As I read, be it a published well-known novel or a draft of a play by a friend, I tend to ask questions. The one thing I've always loved about reading (and writing) is the questioning that can happen. I love how you can question a character, a scene, a description, an author. I love how the questions change as you read. I love how you can close a book and still have so many unanswered questions that you continue to think about the story days after you finish it. I love how a piece of writing can make you question yourself.
My high school emphasized asking questions. It was how English classes were run and in those English classes, I was in my element. I had very little fear of asking questions or giving my idea of an answer. (The lecture type of English classes in college were...not my cup of tea...which may explain why I dropped most of them.)
Alas, this is my reaction when I am faced with others' work. When it comes to my own, it is more complicated.
I can ask myself questions, but I rarely know the answers. I used to believe that this was reason number one as to why I should give up writing and become something, anything, else. I thought all good writers knew an answer, even if it wasn't the 100% correct answer. (Okay, so it wasn't reason number one. More like reason number 10. Reason number one was, is, that I have no talent and should give up before I give people the opportunity to laugh at me...but that is for another post.)
With each draft, my play becomes stronger and stronger, but with that strength comes questioning. A writing buddy asked me some tough questions in her last set of edits and I found myself sitting, reading them, shaking my head, saying "yeah, that is an awesome question...wish I knew the answer". They are questions about the playworld, about the characters, about what I chose to include, what I chose to show, and what I didn't.
Some questions I can intellectualize. For example, because of my background in women's studies and social work, I have a tendency of trying to highlight issues which concern women and are often avoided. I may include a scene or write a scene a certain way to draw attention to the issue--at least that is what I think I am doing.

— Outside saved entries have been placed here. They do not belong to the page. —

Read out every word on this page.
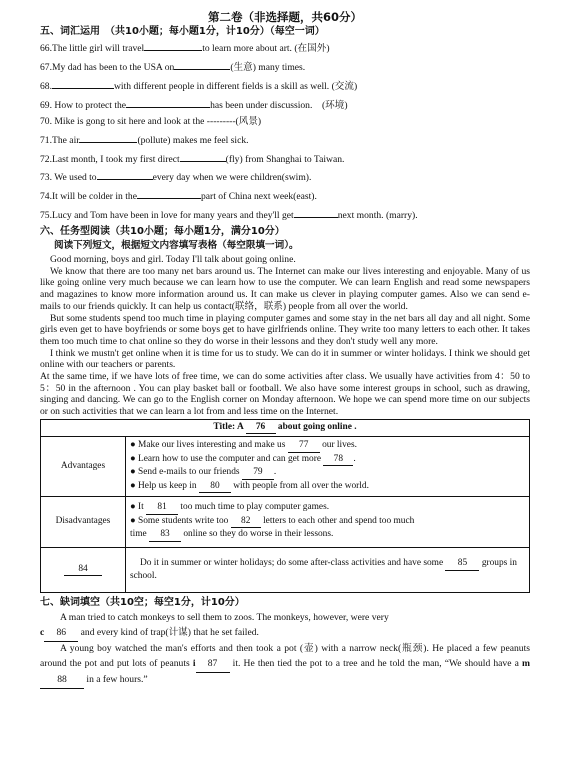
第二卷（非选择题，共60分）
五、词汇运用　（共10小题；每小题1分，计10分）（每空一词）
66.The little girl will travel	to learn more about art. (在国外)
67.My dad has been to the USA on	(生意) many times.
68.	with different people in different fields is a skill as well. (交流)
69. How to protect the	has been under discussion.　(环境)
70. Mike is gong to sit here and look at the ---------(风景)
71.The air	(pollute) makes me feel sick.
72.Last month, I took my first direct	(fly) from Shanghai to Taiwan.
73. We used to	every day when we were children(swim).
74.It will be colder in the	part of China next week(east).
75.Lucy and Tom have been in love for many years and they'll get	next month. (marry).
六、任务型阅读（共10小题；每小题1分，满分10分）
阅读下列短文，根据短文内容填写表格（每空限填一词）。

Good morning, boys and girl. Today I'll talk about going online.

We know that there are too many net bars around us. The Internet can make our lives interesting and enjoyable. Many of us like going online very much because we can learn how to use the computer. We can learn English and read some newspapers and magazines to know more information around us. It can make us clever in playing computer games. Also we can send e-mails to our friends quickly. It can help us contact(联络，联系) people from all over the world.

But some students spend too much time in playing computer games and some stay in the net bars all day and all night. Some girls even get to have boyfriends or some boys get to have girlfriends online. They write too many letters to each other. It takes them too much time to chat online so they do worse in their lessons and they don't study well any more.

I think we mustn't get online when it is time for us to study. We can do it in summer or winter holidays. I think we should get online with our teachers or parents.

At the same time, if we have lots of free time, we can do some activities after class. We usually have activities from 4：50 to 5：50 in the afternoon . You can play basket ball or football. We also have some interest groups in school, such as drawing, singing and dancing. We can go to the English corner on Monday afternoon. We hope we can spend more time on our subjects or on such activities that we can learn a lot from and less time on the Internet.

Title: A 76 about going online .	
Advantages	● Make our lives interesting and make us 77 our lives.
● Learn how to use the computer and can get more 78 .
● Send e-mails to our friends 79 .
● Help us keep in 80 with people from all over the world.

Disadvantages	● It 81 too much time to play computer games.
● Some students write too 82 letters to each other and spend too much
time 83 online so they do worse in their lessons.

84	Do it in summer or winter holidays; do some after-class activities and have some 85 groups in school.
七、缺词填空（共10空；每空1分，计10分）

A man tried to catch monkeys to sell them to zoos. The monkeys, however, were very

c 86 and every kind of trap(计谋) that he set failed.

A young boy watched the man's efforts and then took a pot (壶) with a narrow neck(瓶颈). He placed a few peanuts around the pot and put lots of peanuts i 87 it. He then tied the pot to a tree and he told the man, “We should have a m88 in a few hours.”
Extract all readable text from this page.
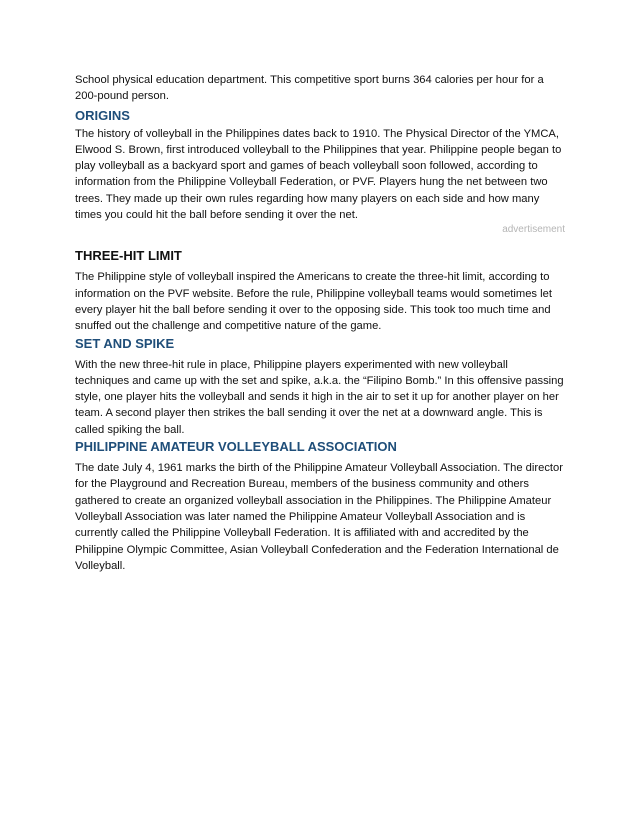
School physical education department. This competitive sport burns 364 calories per hour for a 200-pound person.

ORIGINS

The history of volleyball in the Philippines dates back to 1910. The Physical Director of the YMCA, Elwood S. Brown, first introduced volleyball to the Philippines that year. Philippine people began to play volleyball as a backyard sport and games of beach volleyball soon followed, according to information from the Philippine Volleyball Federation, or PVF. Players hung the net between two trees. They made up their own rules regarding how many players on each side and how many times you could hit the ball before sending it over the net.

advertisement
THREE-HIT LIMIT

The Philippine style of volleyball inspired the Americans to create the three-hit limit, according to information on the PVF website. Before the rule, Philippine volleyball teams would sometimes let every player hit the ball before sending it over to the opposing side. This took too much time and snuffed out the challenge and competitive nature of the game.

SET AND SPIKE

With the new three-hit rule in place, Philippine players experimented with new volleyball techniques and came up with the set and spike, a.k.a. the “Filipino Bomb.” In this offensive passing style, one player hits the volleyball and sends it high in the air to set it up for another player on her team. A second player then strikes the ball sending it over the net at a downward angle. This is called spiking the ball.

PHILIPPINE AMATEUR VOLLEYBALL ASSOCIATION

The date July 4, 1961 marks the birth of the Philippine Amateur Volleyball Association. The director for the Playground and Recreation Bureau, members of the business community and others gathered to create an organized volleyball association in the Philippines. The Philippine Amateur Volleyball Association was later named the Philippine Amateur Volleyball Association and is currently called the Philippine Volleyball Federation. It is affiliated with and accredited by the Philippine Olympic Committee, Asian Volleyball Confederation and the Federation International de Volleyball.
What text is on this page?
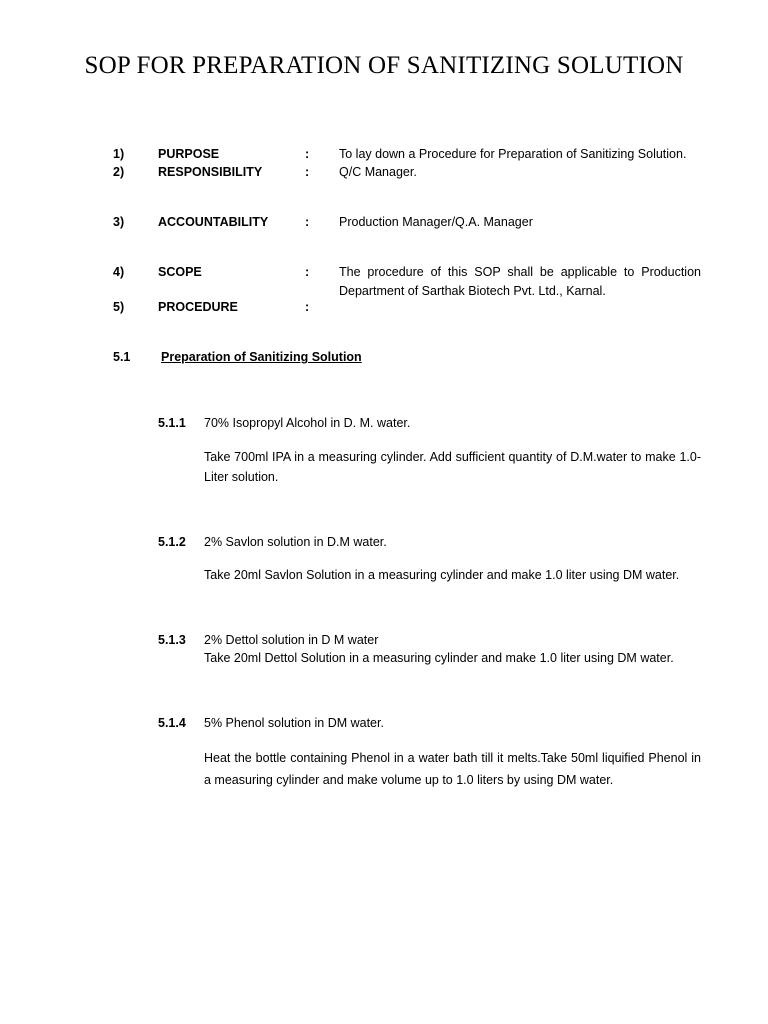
SOP FOR PREPARATION OF SANITIZING SOLUTION
1)	PURPOSE	: To lay down a Procedure for Preparation of Sanitizing Solution.
2)	RESPONSIBILITY	: Q/C Manager.
3)	ACCOUNTABILITY	: Production Manager/Q.A. Manager
4)	SCOPE	: The procedure of this SOP shall be applicable to Production Department of Sarthak Biotech Pvt. Ltd., Karnal.
5)	PROCEDURE	:
5.1 Preparation of Sanitizing Solution
5.1.1 70% Isopropyl Alcohol in D. M. water.
Take 700ml IPA in a measuring cylinder. Add sufficient quantity of D.M.water to make 1.0-Liter solution.
5.1.2 2% Savlon solution in D.M water.
Take 20ml Savlon Solution in a measuring cylinder and make 1.0 liter using DM water.
5.1.3 2% Dettol solution in D M water
Take 20ml Dettol Solution in a measuring cylinder and make 1.0 liter using DM water.
5.1.4 5% Phenol solution in DM water.
Heat the bottle containing Phenol in a water bath till it melts.Take 50ml liquified Phenol in a measuring cylinder and make volume up to 1.0 liters by using DM water.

The other questions are harder because I often feel like my gut, or these voices in my head told me to write something a certain way. And now I am asking my brain to understand my gut or that little writing fairy/voice that speaks to me. My brain can barely understand how to keep me from tripping and walking into doorways 100 times a day. How the hell can it manage this?
But I get how it is this process, the gut to the brain, that makes what I write a choice. I may not know why I chose to include a certain something, but I should figure out why the hell it needs to stay or why the hell it needs to go. For my sake, my play's sake, and my future readers' sakes.
So that is where I am at right now. I am staring at some parts of my play, saying that part needs to stay, while also playing devil's advocate and saying it needs to go. If there were a microphone in my head, you would be entertained.
No answers yet, but that is what time is for. Hopefully.